As the eyes continue to stare I curse at the mess I got myself into I think of how could get out of this mess. So I speak my mind, "I have two kids who have inherited their protective nature from their father, which is fueling their anger right now. Now I have to go a conversation with those anger kids. So I am going to have a cigarette because I can't have Adrian's drink. Which is looking very good to me but got me in this mess the first place. So instead I am going to have a cigarette to calm my nerves, which are bad for my unborn children too but so is the stress. It's a lose-lose situation...".

I took another drag from my cigarette feeling myself calming down. I look at Adrian to support, "Adrian tell them everything or very little I don't care but give them any information they want and if they want to come see me I will see them tomorrow morning".

I walk out and feel his eyes boring into me but I don't look up. I just walking to my car where my child has left me a note stating that she was going to walk the block home. I curse again wishing that my feet didn't hurt so I could too. Though they do so I drive and walk up the house where they are waiting on the couch. I drop my keys and talk first, "I am going to be blunt with you, I am sorry I didn't tell you guys sooner. I was scared and I too was in shock. So I will say it plain and clear. The twins that I am carrying are indeed your Dad's kids but Adrian and I have not worked out our relationship. I also will ask if you would not pressure us either, but I do want you to know that we do love each other. Also please don't beat the shit out of him".

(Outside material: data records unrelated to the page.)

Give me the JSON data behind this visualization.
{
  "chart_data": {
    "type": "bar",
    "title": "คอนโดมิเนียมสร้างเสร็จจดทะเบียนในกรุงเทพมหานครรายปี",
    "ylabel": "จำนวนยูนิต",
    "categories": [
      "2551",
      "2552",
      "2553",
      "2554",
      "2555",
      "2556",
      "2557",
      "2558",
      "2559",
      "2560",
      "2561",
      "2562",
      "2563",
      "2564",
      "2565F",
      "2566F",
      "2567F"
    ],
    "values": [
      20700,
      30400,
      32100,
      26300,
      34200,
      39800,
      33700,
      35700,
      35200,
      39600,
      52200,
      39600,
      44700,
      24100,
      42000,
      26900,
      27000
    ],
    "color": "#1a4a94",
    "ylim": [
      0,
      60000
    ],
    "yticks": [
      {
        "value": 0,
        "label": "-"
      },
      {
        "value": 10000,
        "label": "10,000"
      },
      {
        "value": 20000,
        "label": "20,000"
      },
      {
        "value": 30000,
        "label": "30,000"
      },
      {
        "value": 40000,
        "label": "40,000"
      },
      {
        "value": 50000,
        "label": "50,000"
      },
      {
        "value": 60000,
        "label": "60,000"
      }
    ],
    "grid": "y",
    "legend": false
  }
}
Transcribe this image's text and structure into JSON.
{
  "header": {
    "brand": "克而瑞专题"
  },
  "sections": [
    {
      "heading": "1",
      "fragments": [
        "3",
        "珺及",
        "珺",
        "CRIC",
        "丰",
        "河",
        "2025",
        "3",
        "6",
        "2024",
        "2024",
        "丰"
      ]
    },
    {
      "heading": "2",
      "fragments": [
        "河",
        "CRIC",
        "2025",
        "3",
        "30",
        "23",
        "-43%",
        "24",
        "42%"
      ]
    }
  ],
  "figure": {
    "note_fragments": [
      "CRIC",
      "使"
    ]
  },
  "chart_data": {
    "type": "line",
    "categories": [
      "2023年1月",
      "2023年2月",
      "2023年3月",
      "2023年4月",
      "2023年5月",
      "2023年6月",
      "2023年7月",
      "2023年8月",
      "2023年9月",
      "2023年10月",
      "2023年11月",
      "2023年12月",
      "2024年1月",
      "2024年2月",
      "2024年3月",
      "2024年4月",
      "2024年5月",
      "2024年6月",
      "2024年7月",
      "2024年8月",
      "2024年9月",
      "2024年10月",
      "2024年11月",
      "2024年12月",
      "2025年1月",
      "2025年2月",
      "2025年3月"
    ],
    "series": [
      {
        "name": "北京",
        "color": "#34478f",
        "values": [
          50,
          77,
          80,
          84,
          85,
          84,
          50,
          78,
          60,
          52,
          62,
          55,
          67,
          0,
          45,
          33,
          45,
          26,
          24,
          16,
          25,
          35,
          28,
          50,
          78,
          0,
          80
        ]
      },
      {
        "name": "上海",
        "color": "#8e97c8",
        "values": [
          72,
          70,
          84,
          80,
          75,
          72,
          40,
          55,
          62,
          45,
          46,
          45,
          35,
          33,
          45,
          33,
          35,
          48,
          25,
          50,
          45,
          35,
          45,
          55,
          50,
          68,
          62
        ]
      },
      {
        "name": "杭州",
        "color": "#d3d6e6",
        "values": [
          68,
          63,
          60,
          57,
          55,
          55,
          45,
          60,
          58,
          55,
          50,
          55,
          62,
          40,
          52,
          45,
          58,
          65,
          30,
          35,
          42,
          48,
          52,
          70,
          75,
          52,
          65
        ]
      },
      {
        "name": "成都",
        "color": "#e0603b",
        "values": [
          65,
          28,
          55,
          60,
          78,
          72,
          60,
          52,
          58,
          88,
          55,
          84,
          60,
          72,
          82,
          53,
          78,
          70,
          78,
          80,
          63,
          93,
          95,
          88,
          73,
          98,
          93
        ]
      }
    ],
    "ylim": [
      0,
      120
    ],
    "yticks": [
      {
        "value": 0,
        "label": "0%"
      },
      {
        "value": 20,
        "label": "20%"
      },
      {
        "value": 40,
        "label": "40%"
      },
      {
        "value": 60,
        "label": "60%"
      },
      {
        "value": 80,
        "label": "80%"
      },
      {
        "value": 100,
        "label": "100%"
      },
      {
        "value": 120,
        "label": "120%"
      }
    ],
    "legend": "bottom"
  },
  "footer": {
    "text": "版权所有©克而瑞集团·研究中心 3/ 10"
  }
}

As I speak my children's faces morph from I want to kill somebody to a splitting grin. There smiles make me start to cry and in moments I am in their arms.

Mason and rosebud get a worry look on their face but it's mason who speaks, "Mom don't cry please, we are not angry anymore. We were furious because we just didn't want you to have go through what you went through with us. Though we know that Dad will not do that. We know that he will stand by you because he stood by you before when we weren't even his own. He is our dad just as he will be to them".

His word make a new round of tears form and they hold me closer. Rosebud kisses me on the forehead, "Mom please stop crying. We are happy for dad and you".

I get control over myself bring my kids in closer to me, "I am just happy and hormonal that is all. How about tomorrow we talk about your new siblings but tonight I am tired."

We all say goodnight and go to my bed with welcoming arms. Thankful I don't have to hide my belly anymore but dreading having to face my past.